On February 3, 2026, the Consolidated Appropriations Act of 2026 (H.R. 7148) was signed into law. This provided short-term relief to clinical laboratories navigating ongoing reimbursement pressure and data reporting obligations under the Clinical Laboratory Fee Schedule (CLFS). While the Act delays impending payment reductions and modernizes reporting timelines, it does not eliminate the reporting requirements altogether. This is certainly a temporary reprieve and not the long-term solution many in our industry were hoping to see.
Key Provisions Impacting Clinical Laboratories
The Consolidated Appropriations Act includes several provisions of particular importance to clinical diagnostic laboratories:
1. Delay of Fee Schedule Reductions
The Act postpones scheduled CLFS payment reductions until 2027 and extends protections through the end of 2029. As a result, Medicare payments for clinical diagnostic laboratory tests in 2026 will not be reduced by more than 15% annually until 2027. This delay provides short-term financial stability for laboratories that have been preparing for significant reimbursement cuts.

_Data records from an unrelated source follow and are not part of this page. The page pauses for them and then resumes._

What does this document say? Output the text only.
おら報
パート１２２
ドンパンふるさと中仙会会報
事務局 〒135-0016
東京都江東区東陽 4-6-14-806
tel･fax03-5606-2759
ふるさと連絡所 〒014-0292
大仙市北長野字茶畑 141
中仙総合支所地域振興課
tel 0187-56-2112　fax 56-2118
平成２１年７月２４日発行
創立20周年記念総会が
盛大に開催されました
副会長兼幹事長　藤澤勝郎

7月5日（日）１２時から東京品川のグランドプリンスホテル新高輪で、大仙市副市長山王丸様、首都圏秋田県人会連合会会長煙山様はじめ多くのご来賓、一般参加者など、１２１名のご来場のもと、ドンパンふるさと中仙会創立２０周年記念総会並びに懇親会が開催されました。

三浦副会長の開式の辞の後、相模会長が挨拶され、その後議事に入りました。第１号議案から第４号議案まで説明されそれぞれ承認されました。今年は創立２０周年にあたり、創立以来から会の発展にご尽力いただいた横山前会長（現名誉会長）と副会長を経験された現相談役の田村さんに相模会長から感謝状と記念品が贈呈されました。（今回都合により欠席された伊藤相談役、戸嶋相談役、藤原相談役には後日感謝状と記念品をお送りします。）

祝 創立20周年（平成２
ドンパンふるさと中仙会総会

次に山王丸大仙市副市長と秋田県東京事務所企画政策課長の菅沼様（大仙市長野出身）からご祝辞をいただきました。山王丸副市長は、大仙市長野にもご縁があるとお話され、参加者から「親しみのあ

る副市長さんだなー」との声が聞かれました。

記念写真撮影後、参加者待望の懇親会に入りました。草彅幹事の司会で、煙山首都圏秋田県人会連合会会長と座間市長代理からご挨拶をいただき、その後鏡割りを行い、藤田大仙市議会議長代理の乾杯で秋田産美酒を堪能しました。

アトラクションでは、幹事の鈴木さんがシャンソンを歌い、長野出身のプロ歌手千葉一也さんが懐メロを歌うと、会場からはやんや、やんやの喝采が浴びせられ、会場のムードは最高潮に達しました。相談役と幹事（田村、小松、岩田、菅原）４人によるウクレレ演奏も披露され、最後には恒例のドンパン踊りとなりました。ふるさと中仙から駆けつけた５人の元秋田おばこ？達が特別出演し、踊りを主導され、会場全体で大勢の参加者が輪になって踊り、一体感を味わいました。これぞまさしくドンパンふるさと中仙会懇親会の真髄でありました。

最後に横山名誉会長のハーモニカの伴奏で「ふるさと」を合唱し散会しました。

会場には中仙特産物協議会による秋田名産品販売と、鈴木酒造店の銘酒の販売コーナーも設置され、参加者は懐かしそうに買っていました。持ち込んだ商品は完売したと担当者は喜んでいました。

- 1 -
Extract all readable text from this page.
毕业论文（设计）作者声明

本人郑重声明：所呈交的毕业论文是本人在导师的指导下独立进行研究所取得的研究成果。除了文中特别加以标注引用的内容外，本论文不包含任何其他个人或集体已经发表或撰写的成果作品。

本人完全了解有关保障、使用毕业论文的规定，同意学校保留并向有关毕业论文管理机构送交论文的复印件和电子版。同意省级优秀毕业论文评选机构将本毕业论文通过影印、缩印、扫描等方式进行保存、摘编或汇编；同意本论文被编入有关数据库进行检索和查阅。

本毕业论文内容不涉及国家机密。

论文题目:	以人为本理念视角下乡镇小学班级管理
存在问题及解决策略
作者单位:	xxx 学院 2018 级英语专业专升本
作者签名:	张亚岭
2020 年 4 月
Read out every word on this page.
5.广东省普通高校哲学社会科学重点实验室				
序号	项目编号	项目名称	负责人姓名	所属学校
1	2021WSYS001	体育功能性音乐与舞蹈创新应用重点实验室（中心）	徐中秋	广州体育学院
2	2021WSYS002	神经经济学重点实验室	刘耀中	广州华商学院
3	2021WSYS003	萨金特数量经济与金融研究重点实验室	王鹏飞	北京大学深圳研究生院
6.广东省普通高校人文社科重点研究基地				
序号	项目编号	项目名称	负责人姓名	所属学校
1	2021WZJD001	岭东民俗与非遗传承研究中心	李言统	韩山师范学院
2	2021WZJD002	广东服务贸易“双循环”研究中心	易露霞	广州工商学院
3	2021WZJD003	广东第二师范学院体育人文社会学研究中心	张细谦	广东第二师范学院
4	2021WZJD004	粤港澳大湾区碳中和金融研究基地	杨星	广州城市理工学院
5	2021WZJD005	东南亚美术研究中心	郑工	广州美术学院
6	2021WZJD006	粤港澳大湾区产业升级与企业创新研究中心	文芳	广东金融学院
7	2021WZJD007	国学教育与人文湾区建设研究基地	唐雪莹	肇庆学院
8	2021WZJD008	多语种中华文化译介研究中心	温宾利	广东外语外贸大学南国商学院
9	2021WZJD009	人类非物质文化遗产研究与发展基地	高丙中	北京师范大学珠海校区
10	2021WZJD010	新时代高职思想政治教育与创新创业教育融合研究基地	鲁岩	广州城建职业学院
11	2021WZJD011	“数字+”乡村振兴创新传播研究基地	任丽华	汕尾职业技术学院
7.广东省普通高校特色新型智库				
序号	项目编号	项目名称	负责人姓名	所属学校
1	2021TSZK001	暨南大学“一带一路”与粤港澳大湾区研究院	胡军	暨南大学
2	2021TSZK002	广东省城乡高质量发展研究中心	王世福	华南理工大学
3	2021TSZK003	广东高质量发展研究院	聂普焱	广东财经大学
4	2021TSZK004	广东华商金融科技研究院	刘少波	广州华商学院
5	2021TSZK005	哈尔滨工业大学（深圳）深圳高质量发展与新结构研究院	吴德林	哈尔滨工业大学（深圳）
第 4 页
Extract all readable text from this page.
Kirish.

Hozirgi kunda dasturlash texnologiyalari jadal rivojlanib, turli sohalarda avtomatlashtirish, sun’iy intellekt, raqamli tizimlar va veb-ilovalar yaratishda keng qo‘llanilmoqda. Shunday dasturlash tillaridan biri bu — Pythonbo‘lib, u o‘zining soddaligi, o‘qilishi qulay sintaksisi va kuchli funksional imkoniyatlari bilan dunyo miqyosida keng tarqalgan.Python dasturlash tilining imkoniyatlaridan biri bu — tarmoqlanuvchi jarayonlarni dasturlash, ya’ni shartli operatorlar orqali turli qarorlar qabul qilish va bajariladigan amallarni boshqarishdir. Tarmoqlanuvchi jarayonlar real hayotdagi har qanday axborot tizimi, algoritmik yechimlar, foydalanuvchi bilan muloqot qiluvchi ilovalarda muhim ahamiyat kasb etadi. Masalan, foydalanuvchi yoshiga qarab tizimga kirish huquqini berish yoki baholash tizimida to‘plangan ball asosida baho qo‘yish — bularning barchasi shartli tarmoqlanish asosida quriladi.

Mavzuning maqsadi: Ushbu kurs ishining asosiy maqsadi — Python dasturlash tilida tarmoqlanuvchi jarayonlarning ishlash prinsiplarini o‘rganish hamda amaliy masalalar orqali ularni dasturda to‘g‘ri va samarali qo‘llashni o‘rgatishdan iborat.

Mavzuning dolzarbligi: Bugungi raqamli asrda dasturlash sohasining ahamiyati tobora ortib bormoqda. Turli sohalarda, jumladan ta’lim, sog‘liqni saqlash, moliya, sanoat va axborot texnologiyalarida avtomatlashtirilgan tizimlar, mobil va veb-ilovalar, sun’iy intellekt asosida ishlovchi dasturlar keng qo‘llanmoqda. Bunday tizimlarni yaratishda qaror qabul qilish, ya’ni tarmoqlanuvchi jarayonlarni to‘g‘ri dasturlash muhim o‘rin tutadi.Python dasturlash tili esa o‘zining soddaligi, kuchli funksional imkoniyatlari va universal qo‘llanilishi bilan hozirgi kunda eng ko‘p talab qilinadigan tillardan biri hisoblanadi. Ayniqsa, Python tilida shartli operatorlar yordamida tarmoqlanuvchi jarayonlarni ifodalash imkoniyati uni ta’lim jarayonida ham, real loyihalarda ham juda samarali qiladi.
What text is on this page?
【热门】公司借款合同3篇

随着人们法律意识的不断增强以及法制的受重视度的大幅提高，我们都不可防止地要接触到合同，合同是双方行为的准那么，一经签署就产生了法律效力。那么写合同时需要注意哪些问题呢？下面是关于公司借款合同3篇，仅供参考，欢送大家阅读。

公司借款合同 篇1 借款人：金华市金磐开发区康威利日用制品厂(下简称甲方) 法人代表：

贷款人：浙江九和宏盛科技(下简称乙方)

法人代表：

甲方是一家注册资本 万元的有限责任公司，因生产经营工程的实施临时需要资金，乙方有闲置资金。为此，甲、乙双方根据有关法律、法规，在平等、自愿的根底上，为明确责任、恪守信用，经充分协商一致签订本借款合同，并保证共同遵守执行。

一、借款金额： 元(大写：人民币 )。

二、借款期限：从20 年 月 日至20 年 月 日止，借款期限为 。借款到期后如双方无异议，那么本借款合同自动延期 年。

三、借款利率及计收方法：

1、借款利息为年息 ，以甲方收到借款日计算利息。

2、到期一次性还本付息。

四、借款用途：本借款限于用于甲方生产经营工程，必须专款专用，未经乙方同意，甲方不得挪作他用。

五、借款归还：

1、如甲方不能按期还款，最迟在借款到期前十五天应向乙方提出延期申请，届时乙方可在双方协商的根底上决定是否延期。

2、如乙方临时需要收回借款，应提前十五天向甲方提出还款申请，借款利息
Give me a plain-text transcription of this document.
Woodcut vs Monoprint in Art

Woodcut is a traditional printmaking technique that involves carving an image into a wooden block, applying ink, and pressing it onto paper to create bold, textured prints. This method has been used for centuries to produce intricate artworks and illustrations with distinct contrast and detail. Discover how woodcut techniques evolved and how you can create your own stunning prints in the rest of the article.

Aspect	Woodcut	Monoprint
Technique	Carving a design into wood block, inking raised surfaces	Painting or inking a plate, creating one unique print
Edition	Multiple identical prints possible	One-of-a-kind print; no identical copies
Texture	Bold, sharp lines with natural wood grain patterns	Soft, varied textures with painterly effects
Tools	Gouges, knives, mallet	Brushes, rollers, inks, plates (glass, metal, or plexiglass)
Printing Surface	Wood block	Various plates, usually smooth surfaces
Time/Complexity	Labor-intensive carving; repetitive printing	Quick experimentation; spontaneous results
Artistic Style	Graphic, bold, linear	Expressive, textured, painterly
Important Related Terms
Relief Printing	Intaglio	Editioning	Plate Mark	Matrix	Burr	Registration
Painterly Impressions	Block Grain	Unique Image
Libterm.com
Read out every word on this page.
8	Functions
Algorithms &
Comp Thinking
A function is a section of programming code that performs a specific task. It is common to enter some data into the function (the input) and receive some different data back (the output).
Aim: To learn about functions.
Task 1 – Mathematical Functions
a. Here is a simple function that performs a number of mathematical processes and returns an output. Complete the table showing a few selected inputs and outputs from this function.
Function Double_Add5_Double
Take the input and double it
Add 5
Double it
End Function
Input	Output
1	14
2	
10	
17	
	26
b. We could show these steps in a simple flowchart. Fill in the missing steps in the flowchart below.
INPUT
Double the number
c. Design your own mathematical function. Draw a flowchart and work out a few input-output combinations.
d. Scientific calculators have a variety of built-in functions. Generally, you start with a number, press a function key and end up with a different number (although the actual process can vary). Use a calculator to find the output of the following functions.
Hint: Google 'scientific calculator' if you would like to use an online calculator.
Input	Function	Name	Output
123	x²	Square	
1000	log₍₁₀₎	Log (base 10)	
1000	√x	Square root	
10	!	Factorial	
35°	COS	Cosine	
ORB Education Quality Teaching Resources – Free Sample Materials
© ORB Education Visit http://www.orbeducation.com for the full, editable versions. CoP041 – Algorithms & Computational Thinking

2. Temporary Relief from Outdated Data Reporting
Previously, laboratories were required to report private payor data beginning February 1, 2026, based on reimbursement data collected in 2019. The Act revises this requirement, asking for laboratories to report data collected between January 1, 2025, and June 30, 2025.
3. Extended Reporting Timeline
The legislation also shifts the CLFS data reporting period to May 1, 2026, through July 31, 2026, rather than the previously scheduled February-April window. Considering the change in data collection period requirements, this is a much needed shift in the due date.
4. Increased CMS Flexibility
Finally, the Act authorizes the Centers for Medicare and Medicaid Services (CMS) to make future adjustments to the CLFS reporting program through sub-regulatory guidance, such as program instructions, rather than formal rule making. This change allows CMS to respond more quickly and adapt program requirements as implementation challenges arise.
What This Means for Laboratories
While the Act offers immediate relief from imminent reporting deadlines and temporarily halts deeper reimbursement cuts, it does not remove the underlying obligation for applicable laboratories to collect and report private payor data. Compliance expectations remain firmly in place.
As a result, continued industry advocacy is expected around broader legislative solutions, including the RESULTS Act. If enacted, the RESULTS Act would shift much of the data collection responsibility away from laboratories by requiring CMS to obtain pricing data from independent sources. In the near term, laboratories, including hospital-based labs, should anticipate CMS issuing additional guidance on reporting requirements within the next several months.
How APS is Supporting Clients
APS continues to closely monitor legislative and regulatory developments affecting laboratory reimbursement. We are actively working to collect the required claims data for review and timely submission to CMS.